Il est facile d’imaginer les conséquences que pourrait avoir la
lecture de ces informations par un tiers non habilité (banque,
employeur, assureur, mutuelle…), à qui on confierait sa carte
Vitale, convaincu qu’il ne pourra y lire que des données non
confidentielles. On comprend qu’il serait fort simple de
développer un petit logiciel PC/SC indiquant, par oui ou par
non, si une carte Vitale renferme des droits à 100 % ou
pas, révélant donc une éventuelle maladie grave.

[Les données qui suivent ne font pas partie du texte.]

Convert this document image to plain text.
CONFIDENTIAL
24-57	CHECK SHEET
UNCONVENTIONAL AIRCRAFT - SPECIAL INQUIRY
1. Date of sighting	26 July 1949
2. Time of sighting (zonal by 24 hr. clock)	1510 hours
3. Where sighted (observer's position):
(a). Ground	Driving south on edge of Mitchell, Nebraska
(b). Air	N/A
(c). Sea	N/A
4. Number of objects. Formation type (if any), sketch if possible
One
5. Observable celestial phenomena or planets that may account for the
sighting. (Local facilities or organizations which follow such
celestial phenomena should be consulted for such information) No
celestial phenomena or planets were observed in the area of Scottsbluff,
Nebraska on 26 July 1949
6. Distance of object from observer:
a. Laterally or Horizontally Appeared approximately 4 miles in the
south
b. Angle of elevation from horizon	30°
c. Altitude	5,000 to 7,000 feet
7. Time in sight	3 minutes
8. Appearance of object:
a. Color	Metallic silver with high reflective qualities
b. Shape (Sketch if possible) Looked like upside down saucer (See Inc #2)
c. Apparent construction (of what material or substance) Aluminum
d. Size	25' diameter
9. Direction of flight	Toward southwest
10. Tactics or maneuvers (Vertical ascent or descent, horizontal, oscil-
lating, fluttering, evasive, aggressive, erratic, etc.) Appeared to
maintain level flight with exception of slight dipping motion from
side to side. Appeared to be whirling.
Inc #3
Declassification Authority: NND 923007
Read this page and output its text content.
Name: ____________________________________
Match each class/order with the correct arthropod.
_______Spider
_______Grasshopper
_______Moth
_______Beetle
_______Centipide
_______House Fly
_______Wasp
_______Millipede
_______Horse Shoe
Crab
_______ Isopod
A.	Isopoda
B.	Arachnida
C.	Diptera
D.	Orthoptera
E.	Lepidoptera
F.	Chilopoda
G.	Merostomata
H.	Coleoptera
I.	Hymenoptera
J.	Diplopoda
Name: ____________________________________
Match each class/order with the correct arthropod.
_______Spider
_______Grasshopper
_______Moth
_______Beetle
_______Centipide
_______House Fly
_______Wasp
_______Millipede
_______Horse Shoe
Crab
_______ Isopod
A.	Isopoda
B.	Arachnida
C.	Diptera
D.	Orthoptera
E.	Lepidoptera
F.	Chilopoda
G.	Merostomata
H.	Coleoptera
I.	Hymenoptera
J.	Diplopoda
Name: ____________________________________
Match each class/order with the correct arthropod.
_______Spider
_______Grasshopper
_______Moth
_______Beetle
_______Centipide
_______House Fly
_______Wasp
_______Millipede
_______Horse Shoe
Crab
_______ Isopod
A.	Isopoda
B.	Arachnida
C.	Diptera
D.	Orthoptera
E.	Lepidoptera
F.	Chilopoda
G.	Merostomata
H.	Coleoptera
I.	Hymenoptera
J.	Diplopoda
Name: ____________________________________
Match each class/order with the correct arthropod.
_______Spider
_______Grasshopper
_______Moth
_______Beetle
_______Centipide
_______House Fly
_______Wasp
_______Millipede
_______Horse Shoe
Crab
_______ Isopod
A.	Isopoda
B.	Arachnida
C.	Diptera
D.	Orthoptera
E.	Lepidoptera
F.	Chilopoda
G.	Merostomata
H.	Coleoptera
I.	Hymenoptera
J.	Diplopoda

Et le secret médical, alors? La carte Vitale
bénéficierait-elle d’une dérogation?
Tant de légèreté, pour ne pas dire de mensonges,
est inquiétant à l’heure où on nous prépare
un « dossier médical personnel » que
même le conseil de l’ordre des médecins qualifie de
« boîte de Pandore » (bulletin
n° 3 de mars 2005). Mais dormons tranquilles: il ne
résidera pas dans la carte Vitale, celle-ci (en version 2, avec
photo mais toujours sans code PIN?) ne servira qu’à
« sécuriser » sa consultation. Sur
Internet?
Un seul mot d’ordre, donc: dans l’état actuel des choses, ne
laisser lire nos cartes Vitale que par des professionnels ayant su
mériter notre totale confiance. De toute façon, le
consentement (désormais éclairé) de
l’assuré est requis avant toute lecture!